The following article was sourced from PlanDesign.com and reported by

MORNINGSTAR’S “2022 Health Savings Account Landscape” reports that HSAs have grown at a 31% rate over the past 15 years. Yet, “[their] use could improve, as only 9% of accounts had invested assets in them,” says Tom Nations, associate director, multi-asset and alternative strategies, at Morningstar and the paper’s author. 

For a few of the findings, invested HSA assets are now $26.4 billion, up from $4.5 billion in 2017. Also, high-deductible health plans—an employer’s prerequisite for offering HSAs—covered 28% of workers in 2021, up from 4% in 2006.

When HSAs do include an investment option, ideally the holder may invest what she saves, as she would in a 401(k) or other employer-sponsored defined contribution plan, letting the money compound to pay for qualified medical expenses in retirement. Of added benefit, her contributions are tax-deductible: Investment growth, interest and dividends are tax-exempt, and withdrawals for qualified medical expenses are tax free.

HSAs’ potential for this purpose has yet to be fulfilled, Nations points out. “That HSAs have grown so rapidly and 91% of accounts aren’t using the investment feature means there’s pretty good runway ahead.”

The study found, too, though, that the accounts still have confusing features and needless hindrances to the person investing assets. While providers have significantly improved their offerings since Morningstar’s first study, in 2017, Nations says, there remains room for them to incorporate better practices. “Notably, fees could come down across the board,” he says. 

Also stymying investing, some HSA providers require account holders to meet and keep a minimum cash balance or spending account minimum before they may invest. “We think best practice would be to not require that,” Nations says. “Many providers have moved that down to zero.”

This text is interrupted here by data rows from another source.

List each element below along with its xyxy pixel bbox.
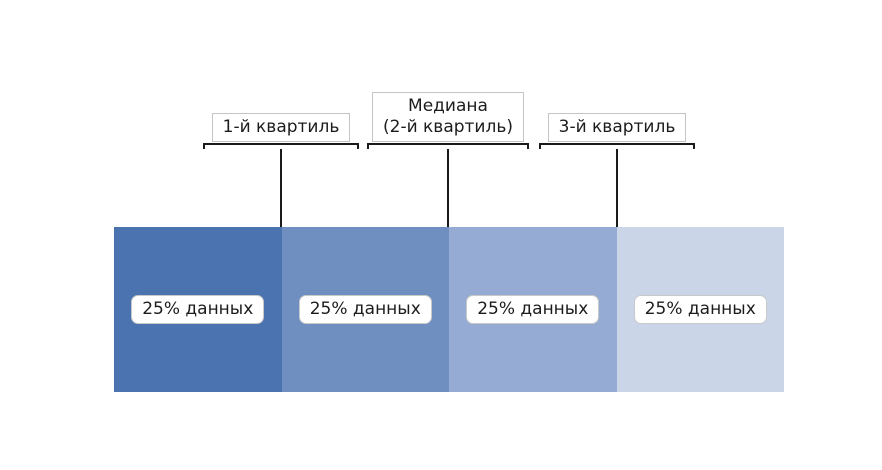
- quartile-block-1: 25% данных: [114, 227, 282, 392]
- quartile-blocks: 25% данных 25% данных 25% данных 25% дан…: [114, 227, 784, 392]
- median-bracket: [367, 143, 529, 149]
- first-quartile-label-line1: 1-й квартиль: [222, 116, 340, 137]
- median-label: Медиана (2-й квартиль): [372, 91, 524, 142]
- third-quartile-bracket: [539, 143, 695, 149]
- third-quartile-connector-line: [616, 149, 618, 227]
- median-connector-line: [447, 149, 449, 227]
- third-quartile-label-line1: 3-й квартиль: [558, 116, 676, 137]
- quartile-block-1-badge: 25% данных: [131, 294, 265, 325]
- quartile-block-3: 25% данных: [449, 227, 617, 392]
- median-label-line1: Медиана: [408, 95, 488, 116]
- median-label-line2: (2-й квартиль): [383, 116, 513, 137]
- annotation-first-quartile: 1-й квартиль: [203, 112, 359, 227]
- annotation-median: Медиана (2-й квартиль): [367, 91, 529, 227]
- quartile-block-4-badge: 25% данных: [633, 294, 767, 325]
- first-quartile-bracket: [203, 143, 359, 149]
- quartile-block-3-badge: 25% данных: [466, 294, 600, 325]
- third-quartile-label: 3-й квартиль: [547, 112, 687, 142]
- quartile-block-2-badge: 25% данных: [298, 294, 432, 325]
- quartile-block-2: 25% данных: [281, 227, 449, 392]
- annotation-third-quartile: 3-й квартиль: [539, 112, 695, 227]
- first-quartile-connector-line: [280, 149, 282, 227]
- quartile-block-4: 25% данных: [616, 227, 784, 392]
- first-quartile-label: 1-й квартиль: [211, 112, 351, 142]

In need of improvement, as well, he says, is the process for onboarding new-user accounts, as many of the products separate the investment features from spending features. 

“Many times HSAs are actually two separate accounts: There’s a spending account and the investment account,” he says. “If you sign up for an HSA, what you’re actually signing up for is the spending account only, and then, if you fund it, you need to take the additional manual step of opening up the investment account, tying it to the spending account and then funding the investment account after funding the spending account.

“There are these additional hurdles and sludge, which really complicates the process,” he says.

Morningstar advises culling the investment lineup. Large menus that offer duplicate strategies and asset classes may “lead to analysis paralysis, that overwhelm the end investor,” Nation says.